After enrolling the device it’s possible to connect to the configured Microsoft cloud services, like SharePoint Online. With and without conditional access configured. Browsing to SharePoint  Online will show the enterprise data protection icon, the briefcase, next to the URL (see below on the top). When clicking on the enterprise data protection icon, a message will show indicating that the website is managed (see below on the bottom).

petervanderwoude.nl
petervanderwoude.nl

Access local work data

When connecting to the configured Microsoft cloud services, like SharePoint Online, it’s also possible to download data, like documents. The downloaded documents will be marked as work data. The fact that it’s work data, ensures that the documents are encrypted. The work data can be recognized by the enterprise data protection icon, the briefcase, and by the File ownership. The File ownership will be set to the company (see below on the left). Work data can only be opened with managed apps. A clear example will show when using Open with > Choose another app. That will show the programs that can be used to open the document, including information about if the program can open work or personal files (see below on the right).

MAMWE_Local1 MAMWE_Local2

Copy work data

Now that it’s possible to open work data, it’s good to have a look at the behavior with copying content.
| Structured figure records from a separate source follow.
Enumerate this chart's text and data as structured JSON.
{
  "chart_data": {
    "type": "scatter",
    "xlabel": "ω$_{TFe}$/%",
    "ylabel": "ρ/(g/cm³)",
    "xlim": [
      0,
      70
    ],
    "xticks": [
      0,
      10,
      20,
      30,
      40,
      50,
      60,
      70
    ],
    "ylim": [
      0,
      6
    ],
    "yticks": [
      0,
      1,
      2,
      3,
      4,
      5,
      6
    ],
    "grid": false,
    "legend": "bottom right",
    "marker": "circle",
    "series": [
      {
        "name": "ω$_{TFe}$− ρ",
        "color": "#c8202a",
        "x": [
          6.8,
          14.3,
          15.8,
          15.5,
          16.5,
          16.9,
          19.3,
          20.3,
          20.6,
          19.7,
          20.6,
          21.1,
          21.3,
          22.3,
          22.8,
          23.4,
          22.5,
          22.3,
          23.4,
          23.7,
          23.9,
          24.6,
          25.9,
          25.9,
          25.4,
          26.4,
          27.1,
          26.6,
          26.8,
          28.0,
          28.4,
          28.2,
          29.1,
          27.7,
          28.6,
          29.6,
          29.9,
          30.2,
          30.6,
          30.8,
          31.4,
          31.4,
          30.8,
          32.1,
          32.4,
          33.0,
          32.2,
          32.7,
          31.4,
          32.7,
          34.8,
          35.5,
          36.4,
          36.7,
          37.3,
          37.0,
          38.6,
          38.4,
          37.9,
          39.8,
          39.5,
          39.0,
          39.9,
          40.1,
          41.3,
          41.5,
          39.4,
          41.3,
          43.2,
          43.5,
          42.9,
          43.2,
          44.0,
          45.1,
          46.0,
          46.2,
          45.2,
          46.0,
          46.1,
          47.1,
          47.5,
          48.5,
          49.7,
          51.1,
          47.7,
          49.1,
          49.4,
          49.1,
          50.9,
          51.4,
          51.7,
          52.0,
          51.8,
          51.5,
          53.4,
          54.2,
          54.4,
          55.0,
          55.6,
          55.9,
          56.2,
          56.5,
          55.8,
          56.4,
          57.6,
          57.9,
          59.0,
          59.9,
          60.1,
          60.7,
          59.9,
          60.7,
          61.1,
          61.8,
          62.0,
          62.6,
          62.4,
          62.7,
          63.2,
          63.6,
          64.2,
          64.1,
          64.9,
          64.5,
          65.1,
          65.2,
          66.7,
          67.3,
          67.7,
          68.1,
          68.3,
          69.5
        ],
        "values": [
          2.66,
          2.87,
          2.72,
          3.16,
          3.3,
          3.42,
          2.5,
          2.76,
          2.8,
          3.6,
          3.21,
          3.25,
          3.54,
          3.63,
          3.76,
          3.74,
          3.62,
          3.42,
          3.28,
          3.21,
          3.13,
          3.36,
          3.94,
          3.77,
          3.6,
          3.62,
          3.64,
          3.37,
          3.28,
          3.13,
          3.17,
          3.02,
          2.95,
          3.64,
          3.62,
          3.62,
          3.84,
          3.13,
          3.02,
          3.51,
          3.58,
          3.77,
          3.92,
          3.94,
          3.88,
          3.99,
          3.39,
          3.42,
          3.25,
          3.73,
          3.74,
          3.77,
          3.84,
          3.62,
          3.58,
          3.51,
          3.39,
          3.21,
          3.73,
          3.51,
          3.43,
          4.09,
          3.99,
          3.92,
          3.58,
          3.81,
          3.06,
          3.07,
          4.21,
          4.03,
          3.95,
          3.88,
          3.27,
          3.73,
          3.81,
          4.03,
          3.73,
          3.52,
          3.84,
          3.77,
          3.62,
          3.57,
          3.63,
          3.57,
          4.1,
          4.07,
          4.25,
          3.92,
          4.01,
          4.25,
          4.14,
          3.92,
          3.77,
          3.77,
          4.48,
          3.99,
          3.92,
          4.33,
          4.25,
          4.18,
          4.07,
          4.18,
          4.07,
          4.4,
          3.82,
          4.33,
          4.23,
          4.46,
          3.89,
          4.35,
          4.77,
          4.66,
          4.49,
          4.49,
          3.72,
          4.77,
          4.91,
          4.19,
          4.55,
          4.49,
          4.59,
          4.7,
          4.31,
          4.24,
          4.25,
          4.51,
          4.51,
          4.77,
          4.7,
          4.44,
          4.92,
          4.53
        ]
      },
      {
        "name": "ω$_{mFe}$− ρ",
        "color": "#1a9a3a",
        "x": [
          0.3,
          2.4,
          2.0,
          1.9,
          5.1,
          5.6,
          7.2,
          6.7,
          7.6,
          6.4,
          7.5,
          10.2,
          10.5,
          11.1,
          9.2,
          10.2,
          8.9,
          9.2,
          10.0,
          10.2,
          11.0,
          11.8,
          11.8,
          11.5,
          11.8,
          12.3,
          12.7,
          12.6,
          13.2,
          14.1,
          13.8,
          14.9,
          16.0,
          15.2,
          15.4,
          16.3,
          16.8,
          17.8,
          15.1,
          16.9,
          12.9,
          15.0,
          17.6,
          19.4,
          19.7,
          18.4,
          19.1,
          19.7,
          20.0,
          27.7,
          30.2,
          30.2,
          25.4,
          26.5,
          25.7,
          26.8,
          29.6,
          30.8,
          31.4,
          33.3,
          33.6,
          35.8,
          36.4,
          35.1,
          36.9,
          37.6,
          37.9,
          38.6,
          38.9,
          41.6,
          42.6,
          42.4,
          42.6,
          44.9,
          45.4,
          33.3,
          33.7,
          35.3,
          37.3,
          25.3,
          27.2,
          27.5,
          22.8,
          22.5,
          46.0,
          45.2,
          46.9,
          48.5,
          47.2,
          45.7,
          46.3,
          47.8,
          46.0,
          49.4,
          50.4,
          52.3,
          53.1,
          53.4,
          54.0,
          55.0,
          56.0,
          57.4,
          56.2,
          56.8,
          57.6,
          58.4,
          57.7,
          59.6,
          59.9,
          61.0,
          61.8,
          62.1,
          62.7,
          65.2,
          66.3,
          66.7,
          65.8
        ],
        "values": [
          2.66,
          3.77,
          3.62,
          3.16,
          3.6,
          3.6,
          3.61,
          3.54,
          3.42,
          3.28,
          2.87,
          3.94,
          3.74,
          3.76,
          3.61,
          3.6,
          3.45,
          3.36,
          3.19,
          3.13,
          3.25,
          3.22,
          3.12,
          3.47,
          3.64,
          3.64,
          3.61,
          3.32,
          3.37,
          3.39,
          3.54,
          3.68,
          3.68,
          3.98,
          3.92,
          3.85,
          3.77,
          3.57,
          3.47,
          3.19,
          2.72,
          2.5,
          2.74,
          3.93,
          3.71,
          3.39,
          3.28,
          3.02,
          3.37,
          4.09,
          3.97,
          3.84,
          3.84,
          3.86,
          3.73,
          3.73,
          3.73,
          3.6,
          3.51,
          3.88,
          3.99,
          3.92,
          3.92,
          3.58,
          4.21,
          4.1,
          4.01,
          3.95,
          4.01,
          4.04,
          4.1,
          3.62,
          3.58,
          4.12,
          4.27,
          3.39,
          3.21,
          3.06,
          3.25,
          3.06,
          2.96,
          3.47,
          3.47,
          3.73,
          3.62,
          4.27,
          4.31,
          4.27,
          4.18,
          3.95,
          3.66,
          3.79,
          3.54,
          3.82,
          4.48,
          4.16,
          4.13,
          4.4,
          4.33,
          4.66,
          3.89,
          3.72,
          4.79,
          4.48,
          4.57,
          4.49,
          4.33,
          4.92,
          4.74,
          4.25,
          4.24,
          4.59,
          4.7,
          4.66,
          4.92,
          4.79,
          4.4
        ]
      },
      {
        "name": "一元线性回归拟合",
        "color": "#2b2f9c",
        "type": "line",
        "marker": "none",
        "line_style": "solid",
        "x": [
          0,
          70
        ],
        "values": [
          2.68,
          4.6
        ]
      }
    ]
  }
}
In this case, opening work data, like a document, in Word Online (as shown below on the left) and Word Mobile (as shown below on the right).

MAMWE_WordOnline MAMWE_WordMobile

When copying content to an unmanged app, like WordPad, the end-user will be prompted for giving temporary access to use work content (as shown below). After clicking Give access, the content will be copied and the action will be logged.

MAMWE_Confirm

Note: Keep in mind that every activity related to accessing work data, is logged, in the Event Viewer, In the EDP-Audit-Regular log.

Switch owner

After enrolling the device it’s possible to switch the owner of local data. It’s even possible to switch the owner of the data, when selecting to download it. That enables the end-user to switch personal data to company data and company data to personal data (as shown below). When marked as work data, the data will be encrypted. When marked as personal data, the data will be unencrypted and free accessible.

MAMWE_Switch

Note: Keep in mind that every activity related to switching the owner of work data, is logged, in the Event Viewer, in the EDP-Audit-Regular log.

Unenroll device

Another important end-user action is unenrolling the device. With the current configuration this will revoke the encryption keys, which will revoke the end-user access to downloaded work data (as shown below on the left). It’s also really important to know that setting Revoke encryption keys on unenroll to Off will not revoke the end-user access to downloaded work data (as shown below on the right). The indication that it’s work data is still available, but the end-user has full access.

MAMWE_Unenroll1 MAMWE_Unenroll2

Note: Keep in mind that setting Revoke encryption keys on unenroll  to No, should only be used in specific scenarios. Using it in a normal production configuration will create major data leakage.